From our sublime cabin in the woods we travelled each morning to the local hostel where the kids were staying. After a lot of faffing around, waxing skis and trying to get them to voluntarily pick up avalanche shovels we usually headed out just before 10am each morning. Along the way to our various destinations we would stop and play games, from more traditional head-to-head slalom races to more educational events such as building emergency stretchers with skis and poles and then racing around a course with a team-mate playing 'injured'. We even built snow forts and had snowball fights. Yup, it is a tough job...

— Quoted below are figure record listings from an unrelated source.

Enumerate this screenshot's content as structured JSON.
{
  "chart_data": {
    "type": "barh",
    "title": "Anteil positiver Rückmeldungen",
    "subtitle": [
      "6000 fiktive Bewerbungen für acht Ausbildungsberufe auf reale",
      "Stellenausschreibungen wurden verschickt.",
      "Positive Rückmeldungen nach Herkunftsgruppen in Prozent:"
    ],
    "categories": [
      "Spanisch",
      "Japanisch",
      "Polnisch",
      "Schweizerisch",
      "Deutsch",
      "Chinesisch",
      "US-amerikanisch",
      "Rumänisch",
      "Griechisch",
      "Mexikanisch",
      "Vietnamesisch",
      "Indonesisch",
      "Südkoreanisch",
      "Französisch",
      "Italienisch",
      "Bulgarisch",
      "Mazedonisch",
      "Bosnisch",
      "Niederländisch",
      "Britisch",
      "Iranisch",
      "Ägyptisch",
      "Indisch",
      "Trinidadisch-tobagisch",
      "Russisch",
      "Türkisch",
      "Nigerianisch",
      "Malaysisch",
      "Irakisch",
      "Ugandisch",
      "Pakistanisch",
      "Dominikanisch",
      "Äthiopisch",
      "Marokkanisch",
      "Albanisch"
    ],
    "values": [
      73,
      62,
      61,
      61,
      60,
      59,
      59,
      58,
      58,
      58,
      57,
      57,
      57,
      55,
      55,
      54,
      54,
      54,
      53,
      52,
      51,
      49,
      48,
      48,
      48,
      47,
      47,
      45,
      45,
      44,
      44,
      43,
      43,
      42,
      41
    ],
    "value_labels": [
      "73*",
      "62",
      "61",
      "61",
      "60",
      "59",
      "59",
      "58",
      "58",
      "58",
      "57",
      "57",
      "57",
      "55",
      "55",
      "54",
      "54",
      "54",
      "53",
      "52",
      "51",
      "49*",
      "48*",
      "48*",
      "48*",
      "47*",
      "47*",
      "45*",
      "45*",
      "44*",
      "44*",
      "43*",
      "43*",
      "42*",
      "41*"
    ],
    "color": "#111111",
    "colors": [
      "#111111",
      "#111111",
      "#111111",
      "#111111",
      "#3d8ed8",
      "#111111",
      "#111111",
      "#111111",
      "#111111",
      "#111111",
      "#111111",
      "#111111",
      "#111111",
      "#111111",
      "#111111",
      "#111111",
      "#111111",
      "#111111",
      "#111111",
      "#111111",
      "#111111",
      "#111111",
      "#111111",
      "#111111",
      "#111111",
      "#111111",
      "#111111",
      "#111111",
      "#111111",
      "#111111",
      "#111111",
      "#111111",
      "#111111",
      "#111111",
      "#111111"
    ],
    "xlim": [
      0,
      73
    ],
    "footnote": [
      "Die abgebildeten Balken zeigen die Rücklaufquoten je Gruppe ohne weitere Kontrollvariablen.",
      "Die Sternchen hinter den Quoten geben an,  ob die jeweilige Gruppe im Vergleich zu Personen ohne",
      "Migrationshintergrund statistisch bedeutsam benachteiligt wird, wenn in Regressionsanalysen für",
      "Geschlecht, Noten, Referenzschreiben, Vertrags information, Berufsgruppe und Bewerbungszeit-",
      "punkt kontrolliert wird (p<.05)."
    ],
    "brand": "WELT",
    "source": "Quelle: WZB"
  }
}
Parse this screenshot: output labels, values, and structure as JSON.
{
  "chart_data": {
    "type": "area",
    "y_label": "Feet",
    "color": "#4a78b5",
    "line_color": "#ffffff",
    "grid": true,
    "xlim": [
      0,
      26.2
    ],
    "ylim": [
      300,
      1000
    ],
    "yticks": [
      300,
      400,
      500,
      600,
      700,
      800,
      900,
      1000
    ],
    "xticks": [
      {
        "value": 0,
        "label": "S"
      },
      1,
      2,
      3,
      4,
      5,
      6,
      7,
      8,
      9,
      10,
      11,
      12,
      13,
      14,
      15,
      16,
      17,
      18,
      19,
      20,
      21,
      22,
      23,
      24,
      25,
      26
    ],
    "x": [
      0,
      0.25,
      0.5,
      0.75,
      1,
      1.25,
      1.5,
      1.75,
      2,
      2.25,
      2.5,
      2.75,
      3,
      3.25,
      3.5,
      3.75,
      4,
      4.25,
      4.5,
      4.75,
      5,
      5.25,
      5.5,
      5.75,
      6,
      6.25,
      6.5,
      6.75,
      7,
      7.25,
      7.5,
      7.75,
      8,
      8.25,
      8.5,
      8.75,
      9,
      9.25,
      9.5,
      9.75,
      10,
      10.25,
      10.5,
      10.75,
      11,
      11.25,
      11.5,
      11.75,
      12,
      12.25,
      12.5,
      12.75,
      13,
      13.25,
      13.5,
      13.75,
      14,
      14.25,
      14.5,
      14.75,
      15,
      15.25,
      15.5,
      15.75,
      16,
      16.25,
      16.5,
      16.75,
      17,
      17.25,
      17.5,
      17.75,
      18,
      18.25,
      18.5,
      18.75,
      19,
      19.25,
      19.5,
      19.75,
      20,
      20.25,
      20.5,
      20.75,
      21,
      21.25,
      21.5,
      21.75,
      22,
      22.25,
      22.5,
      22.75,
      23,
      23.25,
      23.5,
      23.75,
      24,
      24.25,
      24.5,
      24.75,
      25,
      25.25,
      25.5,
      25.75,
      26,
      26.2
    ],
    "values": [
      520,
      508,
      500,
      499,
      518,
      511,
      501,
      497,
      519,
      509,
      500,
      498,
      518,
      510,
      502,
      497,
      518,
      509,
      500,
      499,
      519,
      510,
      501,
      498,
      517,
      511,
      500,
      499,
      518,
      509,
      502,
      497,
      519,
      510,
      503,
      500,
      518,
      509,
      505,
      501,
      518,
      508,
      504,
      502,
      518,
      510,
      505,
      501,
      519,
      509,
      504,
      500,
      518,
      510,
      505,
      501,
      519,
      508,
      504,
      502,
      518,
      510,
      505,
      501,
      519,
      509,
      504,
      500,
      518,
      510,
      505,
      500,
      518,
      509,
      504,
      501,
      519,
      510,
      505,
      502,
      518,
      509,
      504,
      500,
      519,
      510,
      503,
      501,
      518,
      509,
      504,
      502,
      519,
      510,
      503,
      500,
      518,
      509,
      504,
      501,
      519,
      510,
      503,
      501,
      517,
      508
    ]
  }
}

For some kids this was the first time they had been skiing and it can be a baptism of fire. Despite the fairly flat terrain on the first few days there are plenty of spills. Learning to fall and get yourself vertical again are very important skills that accelerate the rest of the learning curve. Thankfully, apart from one black eye and a sore knee, there were no serious injuries. And no-one is impervious to a momentary lapse in concentration and a tumble. Each of the guides ate it at least once but the biggest cheers are saved for when the kid's teachers prove that they too are human.
I've never been fed so good. From the extensive breakfast buffets (that also allowed us to make decadent pack lunches) through bottomless bags of turmix, afternoon weenie roasts and endless evening buffets I'm going to have a hard time weaning myself down from 4,000 calories a day.
So what do ski guides do with their weekend off? They go skiing of course. Friends came to visit me from the city and we spent a couple of days exploring the further reaches of the Mjølfjell valley, areas beyond where we had taken the school groups. It was good to practice avalanche skills and for them to experience the scary 'whumphing' of the snow pack, a sure sign of a high avalanche risk on the steeper slopes.
As the days wore on the guides learned to co-operate and anticipate each other. By the end of our time in Mjølfjell we were working well as a group and despite the weather's best efforts we were able to adapt and implement contingency plans with minimal disruption to the kids. As the big thaw continues we will have one more week of guiding after Easter before most of us hang up our skis and dream of summer.